Amazon tente d’amadouer les traductrices et traducteurs par des honoraires élevés Rapport annuel CEATL 2015

[texte de Jacqueline Aerne]
L’Assemblée générale du CEATL s’est tenue cette année du 3 au 6 juin chez notre voisin italien, dans le quartier milanais encore authentique de Porta Romana, non loin de la première église cruciforme de la chrétienté. Elle a été organisée par les organisations partenaires italiennes STRadE et A.I.T.I. Après les adieux statutaires et les nouvelles élections, la présidence a aussi été repourvue : c’est Holger Fock, du VdÜ (association des traducteurs et traductrices germanophones d’oeuvres littéraires et scientifiques), qui a été élu, un choix des plus heureux.

La majeure partie de l’AG milanaise a consisté dans les présentations des différents groupes de travail : Meilleures pratiques, Droit d’auteur et droits numériques, Formation, Visibilité et Conditions de travail.

Un rapport revêtait pour l’AdS une importance particulière, celui du groupe de travail Droit d’auteur et droits numériques, consacré à la thématique extrêmement complexe et délicate des droits d’auteur, qui provoque en ce moment des maux de ventre dans toute l’Europe. Cécile Deniard (ATLF, France) a centré ses considérations sur les entretiens menés avec le colosse Amazon (nouveaux maux de ventre). AmazonCrossing est le nom du nouveau programme et du nouveau gros souci des traducteurs littéraires. Avec ce programme, Amazon se glisse dans la peau de l’« éditeur » : il choisit des livres dans l‘offre internationale et les fait traduire.
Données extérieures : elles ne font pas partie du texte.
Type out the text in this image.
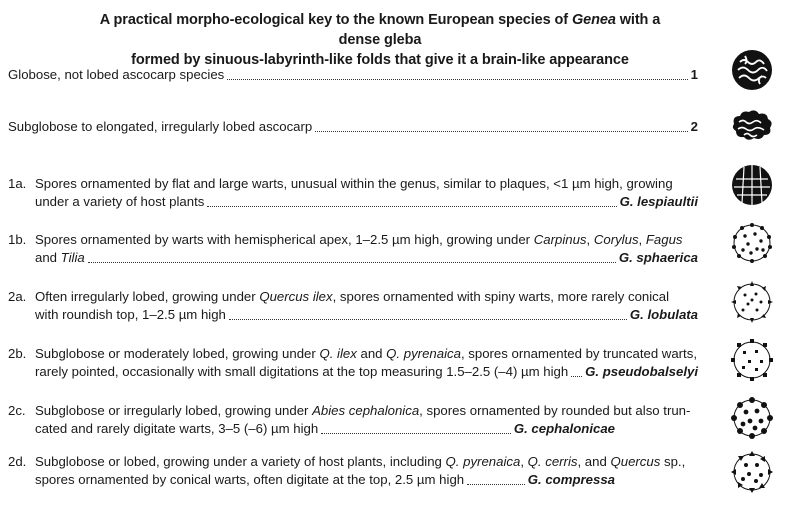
A practical morpho-ecological key to the known European species of Genea with a dense gleba
formed by sinuous-labyrinth-like folds that give it a brain-like appearance
Globose, not lobed ascocarp species	1
Subglobose to elongated, irregularly lobed ascocarp	2
1a. Spores ornamented by flat and large warts, unusual within the genus, similar to plaques, <1 µm high, growing
under a variety of host plants	G. lespiaultii
1b. Spores ornamented by warts with hemispherical apex, 1–2.5 µm high, growing under Carpinus, Corylus, Fagus
and Tilia	G. sphaerica
2a. Often irregularly lobed, growing under Quercus ilex, spores ornamented with spiny warts, more rarely conical
with roundish top, 1–2.5 µm high	G. lobulata
2b. Subglobose or moderately lobed, growing under Q. ilex and Q. pyrenaica, spores ornamented by truncated warts,
rarely pointed, occasionally with small digitations at the top measuring 1.5–2.5 (–4) µm high G. pseudobalselyi
2c. Subglobose or irregularly lobed, growing under Abies cephalonica, spores ornamented by rounded but also trun-
cated and rarely digitate warts, 3–5 (–6) µm high	G. cephalonicae
2d. Subglobose or lobed, growing under a variety of host plants, including Q. pyrenaica, Q. cerris, and Quercus sp.,
spores ornamented by conical warts, often digitate at the top, 2.5 µm high	G. compressa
Ses critères de choix restent cependant nébuleux. Une hypothèse plausible est qu’Amazon se serve des feedbacks des clients et d’autres données de ses sites pour donner des mandats de traduction suivant des critères purement quantitatifs. Ne serait donc traduit que ce qui reçoit des commentaires élogieux sur les sites d’Amazon, ce qui réduit naturellement aussi le risque éditorial au minimum absolu. Pas besoin d’être grand clerc pour constater que le paysage éditorial et la diversité littéraire subissent ainsi une pression supplémentaire.

Amazon a refusé de donner aux représentants du CEATL le moindre renseignement sur les conditions contractuelles et les conditions de travail. Quant à entamer des négociations sur un éventuel contrat-type, on peut toujours rêver. La tactique adoptée par Amazon est préoccupante à maints égards ; pour la guilde des traductrices et des traducteurs, la plus grande prudence est donc de mise. Amazon vise un marché numérique unique à l’échelle mondiale dans lequel il jouerait un rôle dominant. Le groupe tente en outre de contourner le droit d’auteur européen afin d’imposer aussi sur le continent européen le copyright américain, au centre duquel ne se trouve pas le traducteur en tant qu’auteur, mais les représentants économiques des droits. Amazon s’efforce en outre d’amadouer les traductrices et traducteurs en leur proposant des honoraires, parfois largement supérieurs au tarif du pays, qui sont vus comme une bénédiction surtout par des confrères des pays d’Europe de l’Est, mais qui font en réalité partie de la stratégie sans compromis suivie par le groupe pour endormir et dominer le marché.

Le CEATL et l’AdS recommandent en conséquence de n‘accepter aucun mandat de traduction d’Amazon.